There have been a number of customers who have been manufacturing in China and have later wanted to move manufacturing elsewhere and have been surprised to find they don’t own any of the IP. What looked like a great bargain at the outset suddenly looks very sour. We have seen some quite large companies fall for this.

The business model is very different over there. If you want to move, you can be left with nothing. This is common. If you are going to build products in China, think about it first. For low volumes, you don’t need to go that far afield. Those that make a success of it spend a lot of time developing a relationship with the factory over there.

There are also issues about finding local suppliers in design and manufacturing. And there are advantages of the customer being able to visit to look at what is being designed or made if they want to make changes. You can’t do that if you are the other side of the world.

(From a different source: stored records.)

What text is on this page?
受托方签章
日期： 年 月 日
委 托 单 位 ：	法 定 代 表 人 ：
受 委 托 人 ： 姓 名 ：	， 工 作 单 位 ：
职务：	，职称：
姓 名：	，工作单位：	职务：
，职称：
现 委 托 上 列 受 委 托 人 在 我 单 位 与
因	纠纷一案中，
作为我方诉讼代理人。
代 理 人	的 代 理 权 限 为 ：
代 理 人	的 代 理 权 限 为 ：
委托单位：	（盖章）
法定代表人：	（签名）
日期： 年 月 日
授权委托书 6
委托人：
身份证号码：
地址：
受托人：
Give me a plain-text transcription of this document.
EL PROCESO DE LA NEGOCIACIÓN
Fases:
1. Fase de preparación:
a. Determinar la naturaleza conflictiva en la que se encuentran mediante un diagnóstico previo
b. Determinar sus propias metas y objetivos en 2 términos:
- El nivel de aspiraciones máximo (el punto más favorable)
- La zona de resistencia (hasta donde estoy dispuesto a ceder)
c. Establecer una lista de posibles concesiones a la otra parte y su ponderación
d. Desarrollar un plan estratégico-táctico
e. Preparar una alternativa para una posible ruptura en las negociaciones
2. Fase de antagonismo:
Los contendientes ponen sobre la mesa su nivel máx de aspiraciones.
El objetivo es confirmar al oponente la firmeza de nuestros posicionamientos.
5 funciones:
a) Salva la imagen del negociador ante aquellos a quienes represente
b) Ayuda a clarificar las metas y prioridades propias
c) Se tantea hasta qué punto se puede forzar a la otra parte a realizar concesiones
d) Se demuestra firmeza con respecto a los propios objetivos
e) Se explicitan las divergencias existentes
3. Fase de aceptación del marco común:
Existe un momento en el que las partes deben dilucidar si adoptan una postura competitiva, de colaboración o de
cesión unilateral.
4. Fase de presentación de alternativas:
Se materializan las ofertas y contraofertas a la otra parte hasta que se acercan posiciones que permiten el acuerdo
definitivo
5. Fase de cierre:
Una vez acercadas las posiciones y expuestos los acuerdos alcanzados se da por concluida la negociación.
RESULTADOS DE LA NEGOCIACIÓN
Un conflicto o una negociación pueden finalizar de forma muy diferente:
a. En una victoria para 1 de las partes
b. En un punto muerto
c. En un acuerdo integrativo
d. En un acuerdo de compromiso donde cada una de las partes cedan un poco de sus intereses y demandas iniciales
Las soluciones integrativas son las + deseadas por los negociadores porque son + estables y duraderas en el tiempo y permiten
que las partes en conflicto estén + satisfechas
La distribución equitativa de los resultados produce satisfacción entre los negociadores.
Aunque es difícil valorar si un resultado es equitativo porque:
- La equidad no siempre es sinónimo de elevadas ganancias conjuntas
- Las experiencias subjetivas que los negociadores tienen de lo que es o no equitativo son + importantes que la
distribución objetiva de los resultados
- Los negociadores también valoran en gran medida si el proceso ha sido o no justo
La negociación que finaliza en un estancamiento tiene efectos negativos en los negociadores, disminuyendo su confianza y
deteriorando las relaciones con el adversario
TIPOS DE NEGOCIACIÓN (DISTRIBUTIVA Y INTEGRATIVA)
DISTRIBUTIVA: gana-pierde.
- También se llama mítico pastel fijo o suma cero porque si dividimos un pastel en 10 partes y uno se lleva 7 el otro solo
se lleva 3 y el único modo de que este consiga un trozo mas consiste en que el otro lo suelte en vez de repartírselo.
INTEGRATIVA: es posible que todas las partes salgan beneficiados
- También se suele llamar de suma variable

The economics are shifting as well. Transport costs are going up. But for high volume, it will continue to be attractive for European companies, though it makes less sense that it did in the past.

4. What was the hardest mountain or hill that you have climbed?

Without doubt, the hardest mountaineering challenge that I have done is the Welsh 3000s. That is climbing all of the peaks over 3000ft in Snowdonia in one go. Four of us set off at 4am up the first mountain (Crib Goch) and only two of us completed the challenge, finishing back at the car at midnight. The trick to completing it was a big bag of cola bottles.

I am in a group of guys who are now trying to do the Munros in Scotland. These are all over 3000ft and there are hundreds of them. We are working our way through them.

In midsummer, we will try to do the Inaccessible Pinnacle on the Isle of Skye. This is the only one in the UK that you need ropes to get to the top.

5. Bytesnap developed the electronics and software for the electric vehicle charging posts used during the London Olympics. How did you come to be chosen and how important was that contract for gaining future work?

It was pretty much a chance meeting. Round the country there are various schemes and one is called Plugged-In Places. They had a day event at Worcester University and at the event I met someone from Chargepoint Services, who had the Olympics contract from GE. But the problem they has was that the charge posts didn’t meet the specifications that the Olympics committee and Transport for London wanted by a long way. They didn’t measure consumption or communicate with anyone. We designed a board that let the post talk with the server. Every time it charged a vehicle, it communicated with the server so they knew how much to charge people. It was a very pressurised project as they were under a strict time limit.

In terms of future work, it was a high profile job. It is something we can talk about and it gives people confidence in us. We have done a lot of work since the Olympics making posts and related work. The electric vehicle market is still at a young stage and it is a good place to be.